5. Build empathy across the team. "Real human relationships are stronger than any strategic plan. So we build positive bonds by having a variety of weekly appreciation threads where people shout-out things they're grateful for that others have done, big and small. And when there are conflicts on the team, we ask folks to "take a walk" together--both on the phone, walking, in different cities and sharing the context of difficult situations to understand where each was coming from and resolve it together."
6. Provide plenty of time to unplug. "We have an unlimited vacation policy, and we encourage Upworthians to take full advantage of this. In fact, we enforce a minimum number of days off, and we provide employees who do take time off with a $1000 vacation bonus to spend at their leisure."

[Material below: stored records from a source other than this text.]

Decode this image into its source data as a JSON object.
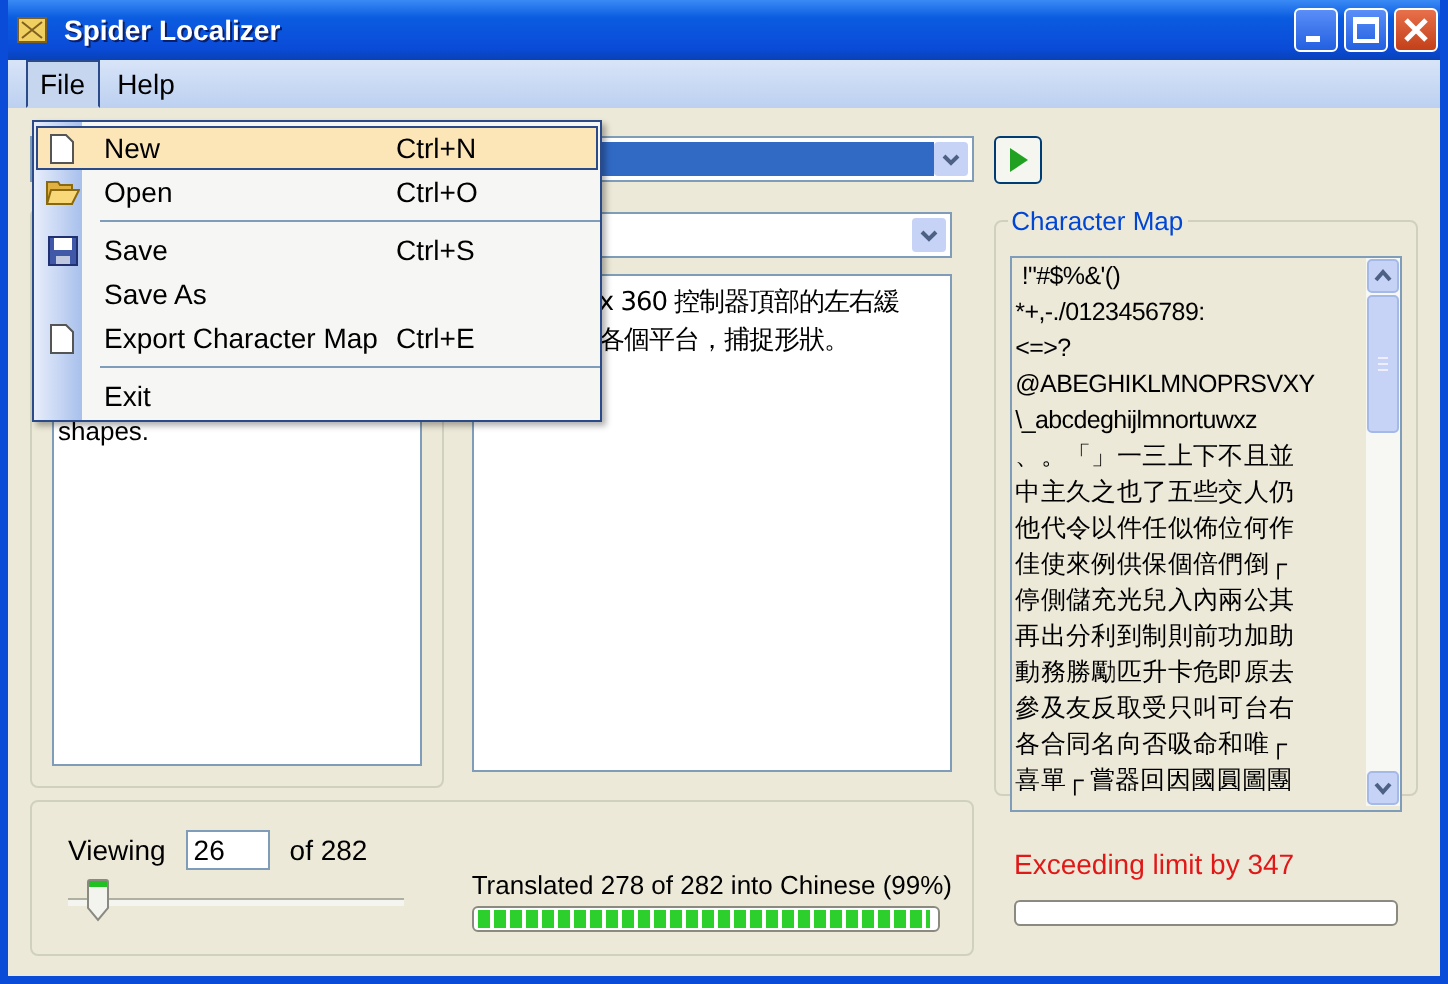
{
  "window": {
    "title": "Spider Localizer"
  },
  "menu_bar": [
    {
      "label": "File",
      "selected": true
    },
    {
      "label": "Help",
      "selected": false
    }
  ],
  "file_menu": {
    "items": [
      {
        "kind": "page-item",
        "label": "New",
        "shortcut": "Ctrl+N",
        "selected": true
      },
      {
        "kind": "folder-item",
        "label": "Open",
        "shortcut": "Ctrl+O",
        "selected": false
      },
      {
        "kind": "separator"
      },
      {
        "kind": "disk-item",
        "label": "Save",
        "shortcut": "Ctrl+S",
        "selected": false
      },
      {
        "kind": "item",
        "label": "Save As",
        "selected": false
      },
      {
        "kind": "page-item",
        "label": "Export Character Map",
        "shortcut": "Ctrl+E",
        "selected": false
      },
      {
        "kind": "separator"
      },
      {
        "kind": "item",
        "label": "Exit",
        "selected": false
      }
    ]
  },
  "source_panel": {
    "text": "shapes."
  },
  "translation_panel": {
    "lines": [
      "x 360 控制器頂部的左右緩",
      "各個平台，捕捉形狀。"
    ]
  },
  "character_map": {
    "title": "Character Map",
    "lines": [
      " !\"#$%&'()",
      "*+,-./0123456789:",
      "<=>?",
      "@ABEGHIKLMNOPRSVXY",
      "\\_abcdeghijlmnortuwxz",
      "、。「」一三上下不且並",
      "中主久之也了五些交人仍",
      "他代令以件任似佈位何作",
      "佳使來例供保個倍們倒┌",
      "停側儲充光兒入內兩公其",
      "再出分利到制則前功加助",
      "動務勝勵匹升卡危即原去",
      "參及友反取受只叫可台右",
      "各合同名向否吸命和唯┌",
      "喜單┌ 嘗器回因國圓圖團"
    ]
  },
  "viewing": {
    "label": "Viewing",
    "value": "26",
    "total": "of 282",
    "level": 0.09
  },
  "progress": {
    "text": "Translated 278 of 282 into Chinese (99%)",
    "level": 0.99
  },
  "limit": {
    "text": "Exceeding limit by 347",
    "level": 0
  }
}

7. Make camaraderie a priority. "We make every effort to ensure that our staff gets to know each other as people despite not being in the same office. We have weeklong all-staff retreats every eight months where we talk about critical things like the company vision--but more importantly, we get to hang out with each other. We have a bonding budget for Upworthians who wind up in the same city so they can go out and grab a meal together on the company. We use technology to our advantage so we never feel disconnected (we're always on Slack, Zoom and Hangouts), and we have lots of virtual gatherings, like a book club (it's always interesting to hear perspectives from different cities) and happy hour hangouts (there's no pressure to drink, and family members and pets often join). Camaraderie is perhaps the most motivating factor of all--people want to work hard so they don't let their peers down. It makes work way more fun when you're accountable to people you genuinely like."